La inteligencia artificial ya no es una promesa futurista para el sector tecnológico: es una realidad cotidiana. Un nuevo estudio publicado por ZDNet confirma que el 96% de los profesionales de TI (Tecnologías de la Información) utiliza actualmente herramientas de IA en su trabajo diario. Este dato no solo evidencia la adopción masiva, sino que marca un punto de inflexión en la forma en que los equipos técnicos abordan la automatización y la toma de decisiones.

El informe identifica las siete aplicaciones agénticas más populares entre estos profesionales. Los sistemas agénticos —aquellos que actúan de forma autónoma para cumplir objetivos específicos— están dominando áreas como la automatización de procesos, la gestión de infraestructura en la nube, el análisis predictivo de fallos, la asistencia en ciberseguridad, la generación de código, la orquestación de flujos de trabajo y los asistentes virtuales avanzados. Herramientas como Microsoft Copilot, GitHub Copilot, ChatGPT Enterprise y plataformas de agentes autónomos de AWS y Google Cloud encabezan la lista.

Sin embargo, el estudio también destaca los principales obstáculos que frenan una implementación más profunda. Los tres bloqueos más citados son: la calidad y consistencia de los datos, la falta de habilidades internas para gestionar agentes de IA, y los riesgos de seguridad y cumplimiento normativo. Los profesionales señalan que, aunque los modelos generativos son potentes, su integración en entornos productivos sigue siendo compleja debido a la necesidad de alinearlos con los flujos de trabajo existentes.

Pero hay un hallazgo que merece especial atención: la habilidad emergente más valorada en esta nueva era no es la programación de modelos ni el entrenamiento de redes neuronales, sino la capacidad de validar los outputs de la IA. Es decir, saber cuándo un resultado generado por un modelo es correcto, cuándo es una alucinación y cómo corregirlo de manera eficiente. Este skill, que combina pensamiento crítico, conocimiento del dominio y experiencia técnica, se está convirtiendo en un diferenciador clave en el mercado laboral TI.

Para los profesionales hispanohablantes, esta tendencia tiene implicaciones directas. Las empresas en Latinoamérica y España están acelerando su adopción de IA, pero carecen de talento especializado en validación y gobernanza. Aquellos que dominen la evaluación crítica de outputs —ya sea de asistentes de código, generadores de documentos o sistemas de decisión automatizados— tendrán una ventaja competitiva significativa.

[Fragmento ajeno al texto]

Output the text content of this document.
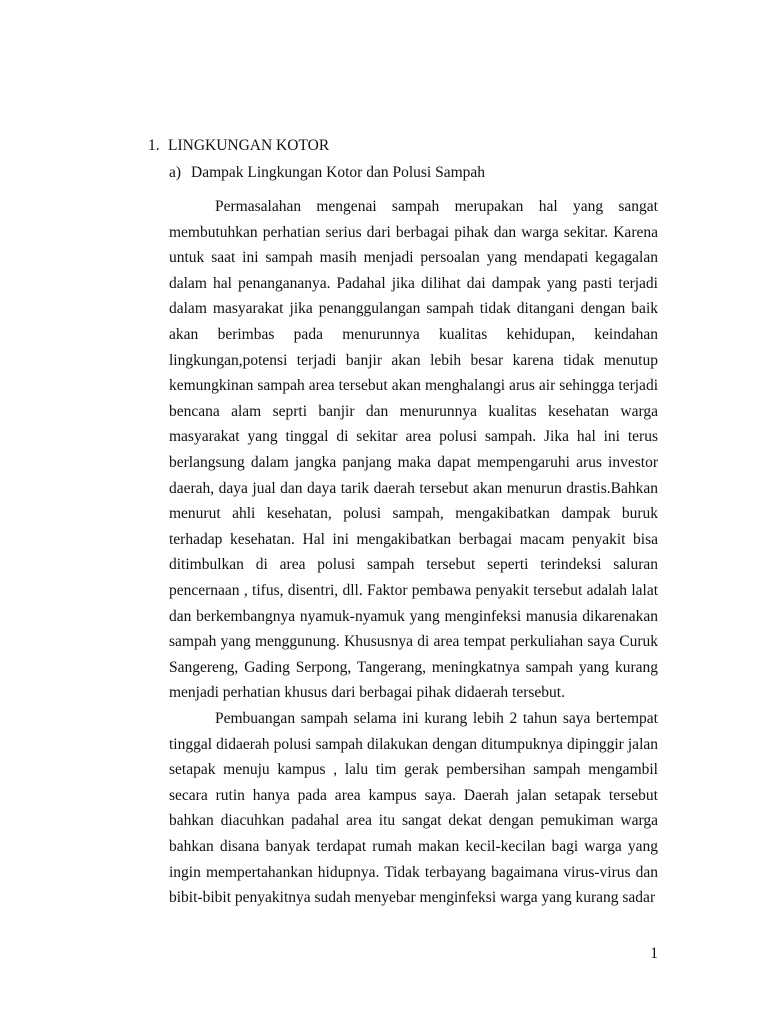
1. LINGKUNGAN KOTOR
a) Dampak Lingkungan Kotor dan Polusi Sampah

Permasalahan mengenai sampah merupakan hal yang sangat membutuhkan perhatian serius dari berbagai pihak dan warga sekitar. Karena untuk saat ini sampah masih menjadi persoalan yang mendapati kegagalan dalam hal penangananya. Padahal jika dilihat dai dampak yang pasti terjadi dalam masyarakat jika penanggulangan sampah tidak ditangani dengan baik akan berimbas pada menurunnya kualitas kehidupan, keindahan lingkungan,potensi terjadi banjir akan lebih besar karena tidak menutup kemungkinan sampah area tersebut akan menghalangi arus air sehingga terjadi bencana alam seprti banjir dan menurunnya kualitas kesehatan warga masyarakat yang tinggal di sekitar area polusi sampah. Jika hal ini terus berlangsung dalam jangka panjang maka dapat mempengaruhi arus investor daerah, daya jual dan daya tarik daerah tersebut akan menurun drastis.Bahkan menurut ahli kesehatan, polusi sampah, mengakibatkan dampak buruk terhadap kesehatan. Hal ini mengakibatkan berbagai macam penyakit bisa ditimbulkan di area polusi sampah tersebut seperti terindeksi saluran pencernaan , tifus, disentri, dll. Faktor pembawa penyakit tersebut adalah lalat dan berkembangnya nyamuk-nyamuk yang menginfeksi manusia dikarenakan sampah yang menggunung. Khususnya di area tempat perkuliahan saya Curuk Sangereng, Gading Serpong, Tangerang, meningkatnya sampah yang kurang menjadi perhatian khusus dari berbagai pihak didaerah tersebut.

Pembuangan sampah selama ini kurang lebih 2 tahun saya bertempat tinggal didaerah polusi sampah dilakukan dengan ditumpuknya dipinggir jalan setapak menuju kampus , lalu tim gerak pembersihan sampah mengambil secara rutin hanya pada area kampus saya. Daerah jalan setapak tersebut bahkan diacuhkan padahal area itu sangat dekat dengan pemukiman warga bahkan disana banyak terdapat rumah makan kecil-kecilan bagi warga yang ingin mempertahankan hidupnya. Tidak terbayang bagaimana virus-virus dan bibit-bibit penyakitnya sudah menyebar menginfeksi warga yang kurang sadar

1
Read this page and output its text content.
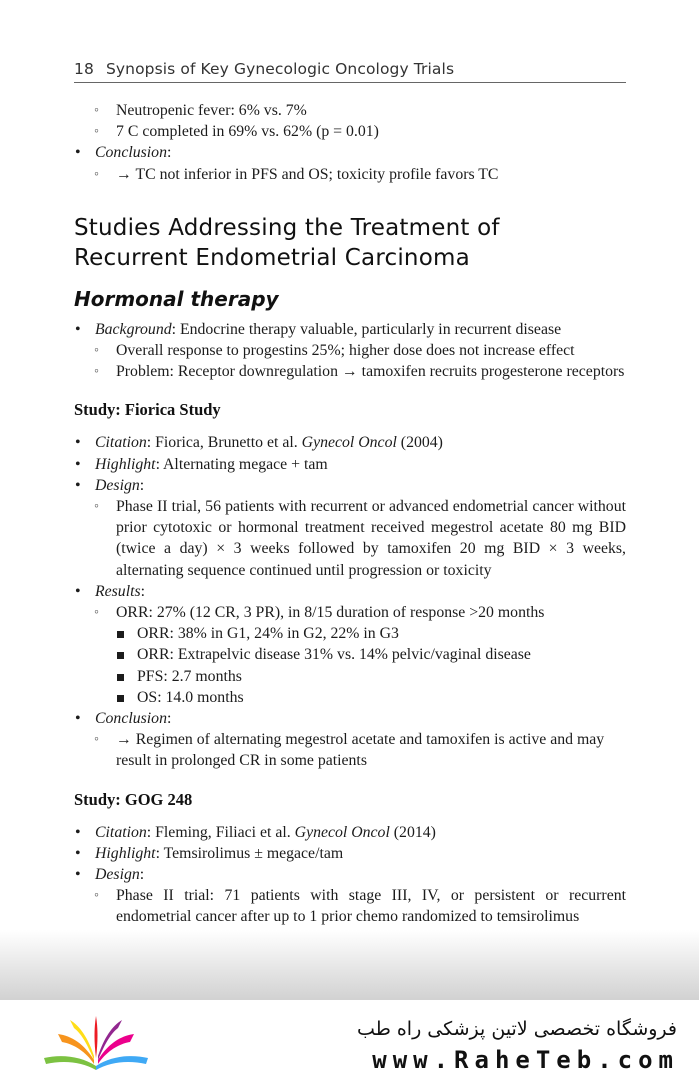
18 Synopsis of Key Gynecologic Oncology Trials
◦ Neutropenic fever: 6% vs. 7%
◦ 7 C completed in 69% vs. 62% (p = 0.01)
• Conclusion:
◦ → TC not inferior in PFS and OS; toxicity profile favors TC
Studies Addressing the Treatment of
Recurrent Endometrial Carcinoma
Hormonal therapy
• Background: Endocrine therapy valuable, particularly in recurrent disease
◦ Overall response to progestins 25%; higher dose does not increase effect
◦ Problem: Receptor downregulation → tamoxifen recruits progesterone receptors
Study: Fiorica Study
• Citation: Fiorica, Brunetto et al. Gynecol Oncol (2004)
• Highlight: Alternating megace + tam
• Design:
◦ Phase II trial, 56 patients with recurrent or advanced endometrial cancer without prior cytotoxic or hormonal treatment received megestrol acetate 80 mg BID (twice a day) × 3 weeks followed by tamoxifen 20 mg BID × 3 weeks, alternating sequence continued until progression or toxicity
• Results:
◦ ORR: 27% (12 CR, 3 PR), in 8/15 duration of response >20 months
ORR: 38% in G1, 24% in G2, 22% in G3
ORR: Extrapelvic disease 31% vs. 14% pelvic/vaginal disease
PFS: 2.7 months
OS: 14.0 months
• Conclusion:
◦ → Regimen of alternating megestrol acetate and tamoxifen is active and may result in prolonged CR in some patients
Study: GOG 248
• Citation: Fleming, Filiaci et al. Gynecol Oncol (2014)
• Highlight: Temsirolimus ± megace/tam
• Design:
◦ Phase II trial: 71 patients with stage III, IV, or persistent or recurrent endometrial cancer after up to 1 prior chemo randomized to temsirolimus
فروشگاه تخصصی لاتین پزشکی راه طب
www.RaheTeb.com
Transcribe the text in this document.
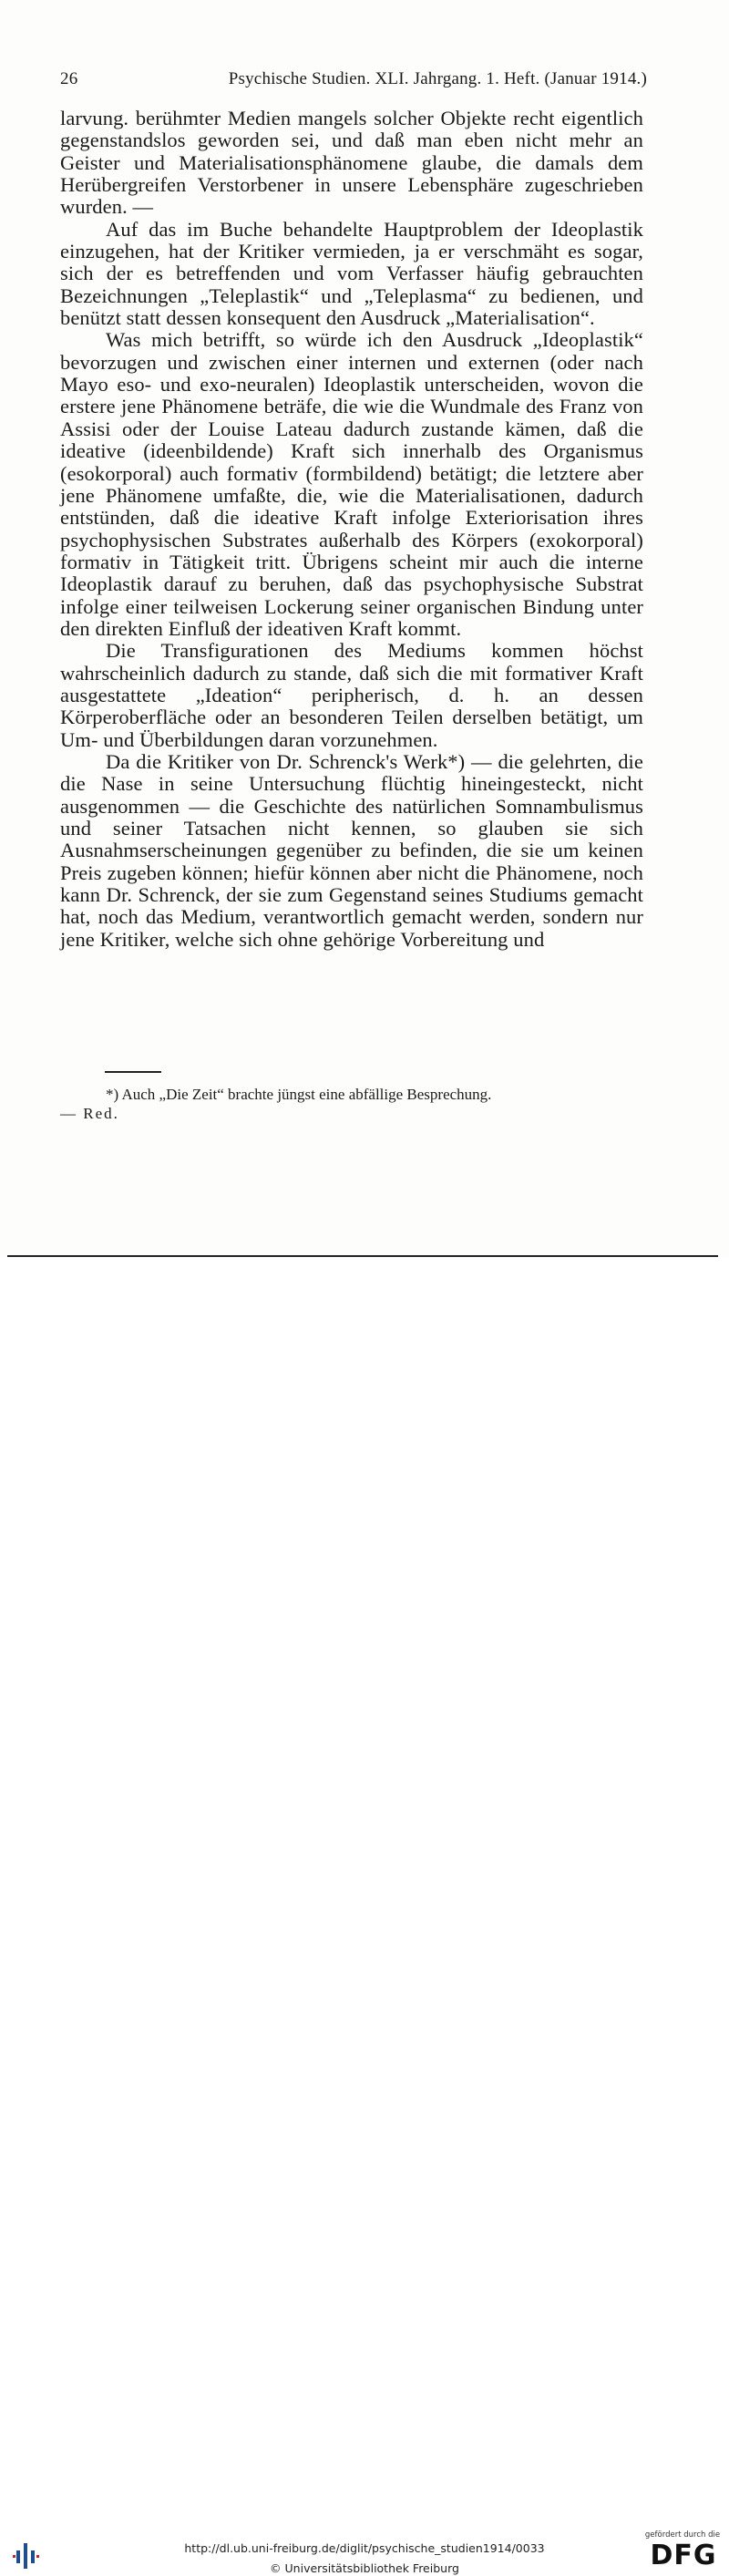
26	Psychische Studien. XLI. Jahrgang. 1. Heft. (Januar 1914.)

larvung. berühmter Medien mangels solcher Objekte recht eigentlich gegenstandslos geworden sei, und daß man eben nicht mehr an Geister und Materialisationsphänomene glaube, die damals dem Herübergreifen Verstorbener in unsere Lebensphäre zugeschrieben wurden. —

Auf das im Buche behandelte Hauptproblem der Ideoplastik einzugehen, hat der Kritiker vermieden, ja er verschmäht es sogar, sich der es betreffenden und vom Verfasser häufig gebrauchten Bezeichnungen „Teleplastik“ und „Teleplasma“ zu bedienen, und benützt statt dessen konsequent den Ausdruck „Materialisation“.

Was mich betrifft, so würde ich den Ausdruck „Ideoplastik“ bevorzugen und zwischen einer internen und externen (oder nach Mayo eso- und exo-neuralen) Ideoplastik unterscheiden, wovon die erstere jene Phänomene beträfe, die wie die Wundmale des Franz von Assisi oder der Louise Lateau dadurch zustande kämen, daß die ideative (ideenbildende) Kraft sich innerhalb des Organismus (esokorporal) auch formativ (formbildend) betätigt; die letztere aber jene Phänomene umfaßte, die, wie die Materialisationen, dadurch entstünden, daß die ideative Kraft infolge Exteriorisation ihres psychophysischen Substrates außerhalb des Körpers (exokorporal) formativ in Tätigkeit tritt. Übrigens scheint mir auch die interne Ideoplastik darauf zu beruhen, daß das psychophysische Substrat infolge einer teilweisen Lockerung seiner organischen Bindung unter den direkten Einfluß der ideativen Kraft kommt.

Die Transfigurationen des Mediums kommen höchst wahrscheinlich dadurch zu stande, daß sich die mit formativer Kraft ausgestattete „Ideation“ peripherisch, d. h. an dessen Körperoberfläche oder an besonderen Teilen derselben betätigt, um Um- und Überbildungen daran vorzunehmen.

Da die Kritiker von Dr. Schrenck's Werk*) — die gelehrten, die die Nase in seine Untersuchung flüchtig hineingesteckt, nicht ausgenommen — die Geschichte des natürlichen Somnambulismus und seiner Tatsachen nicht kennen, so glauben sie sich Ausnahmserscheinungen gegenüber zu befinden, die sie um keinen Preis zugeben können; hiefür können aber nicht die Phänomene, noch kann Dr. Schrenck, der sie zum Gegenstand seines Studiums gemacht hat, noch das Medium, verantwortlich gemacht werden, sondern nur jene Kritiker, welche sich ohne gehörige Vorbereitung und

*) Auch „Die Zeit“ brachte jüngst eine abfällige Besprechung.
— Red.
http://dl.ub.uni-freiburg.de/diglit/psychische_studien1914/0033
© Universitätsbibliothek Freiburg
gefördert durch die
DFG
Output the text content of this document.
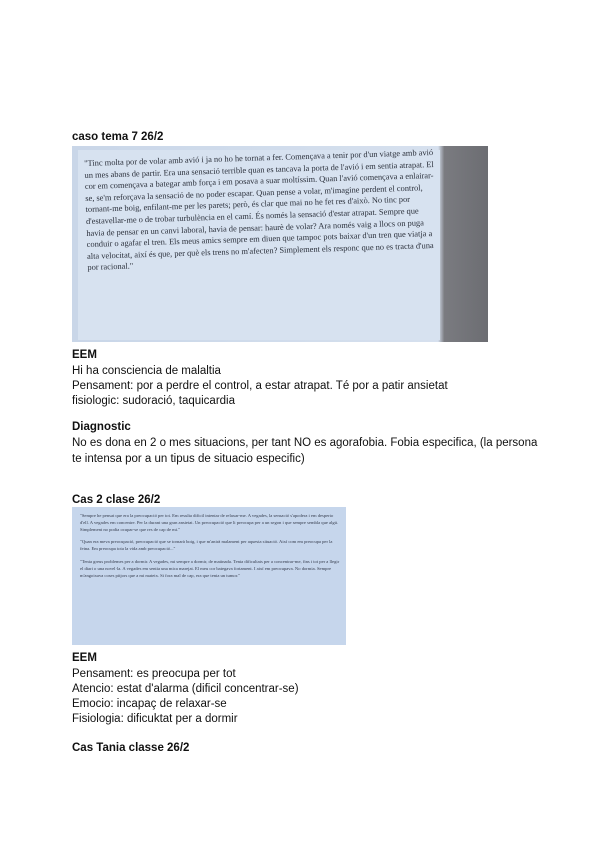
caso tema 7 26/2
"Tinc molta por de volar amb avió i ja no ho he tornat a fer. Començava a tenir por d'un viatge amb avió un mes abans de partir. Era una sensació terrible quan es tancava la porta de l'avió i em sentia atrapat. El cor em començava a bategar amb força i em posava a suar moltíssim. Quan l'avió començava a enlairar-se, se'm reforçava la sensació de no poder escapar. Quan pense a volar, m'imagine perdent el control, tornant-me boig, enfilant-me per les parets; però, és clar que mai no he fet res d'això. No tinc por d'estavellar-me o de trobar turbulència en el camí. És només la sensació d'estar atrapat. Sempre que havia de pensar en un canvi laboral, havia de pensar: haurè de volar? Ara només vaig a llocs on puga conduir o agafar el tren. Els meus amics sempre em diuen que tampoc pots baixar d'un tren que viatja a alta velocitat, així és que, per què els trens no m'afecten? Simplement els responc que no es tracta d'una por racional."
EEM

Hi ha consciencia de malaltia

Pensament: por a perdre el control, a estar atrapat. Té por a patir ansietat

fisiologic: sudoració, taquicardia

Diagnostic

No es dona en 2 o mes situacions, per tant NO es agorafobia. Fobia especifica, (la persona

te intensa por a un tipus de situacio especific)

Cas 2 clase 26/2

"Sempre he pensat que era la preocupació per tot. Em resulta dificil intentar de relaxar-me. A vegades, la sensació s'apodera i em desperto d'ell. A vegades em concentre. Per la durant una gran ansietat. Un preocupació que li preocupa per a un segon i que sempre sembla que algú. Simplement no podia ocupar-se que res de cap de mi."

"Quan era meva preocupació, preocupació que se tornarà boig, i que m'anirà malament per aquesta situació. Així com em preocupa per la feina. Em preocupa tota la vida amb preocupació..."

"Tenia greus problemes per a dormir. A vegades, mi sempre a dormir, de matinada. Tenia dificultats per a concentrar-me, fins i tot per a llegir el diari o una novel·la. A vegades em sentia una mica marejat. El meu cor bategava fortament. I així em preocupava. No dormia. Sempre m'angoixava coses pitjors que a mi mateix. Si fora mal de cap, era que tenia un tumor."

EEM

Pensament: es preocupa per tot

Atencio: estat d'alarma (dificil concentrar-se)

Emocio: incapaç de relaxar-se

Fisiologia: dificuktat per a dormir

Cas Tania classe 26/2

Además, el estudio subraya que la implementación exitosa de agentes de IA no depende solo de la tecnología, sino de procesos sólidos de revisión humana. Las organizaciones que están obteniendo mejores resultados han establecido circuitos de feedback donde los profesionales de TI actúan como jueces finales de la calidad de la IA. Esto cambia el rol del ingeniero de sistemas: de ser un mero operador de herramientas a convertirse en un curador y validador de conocimiento automatizado.

En resumen, el mensaje del estudio es claro: la IA ya está aquí y el 96% de los técnicos la usa, pero el verdadero valor está en saber decir 'esto no es correcto' con argumentos sólidos. Para los profesionales tech de habla hispana, invertir en habilidades de validación, pensamiento crítico y comprensión de los límites de los modelos será tan importante como aprender a programar o manejar plataformas en la nube. El futuro del trabajo en TI no es solo usar IA, sino asegurarse de que funcione bien.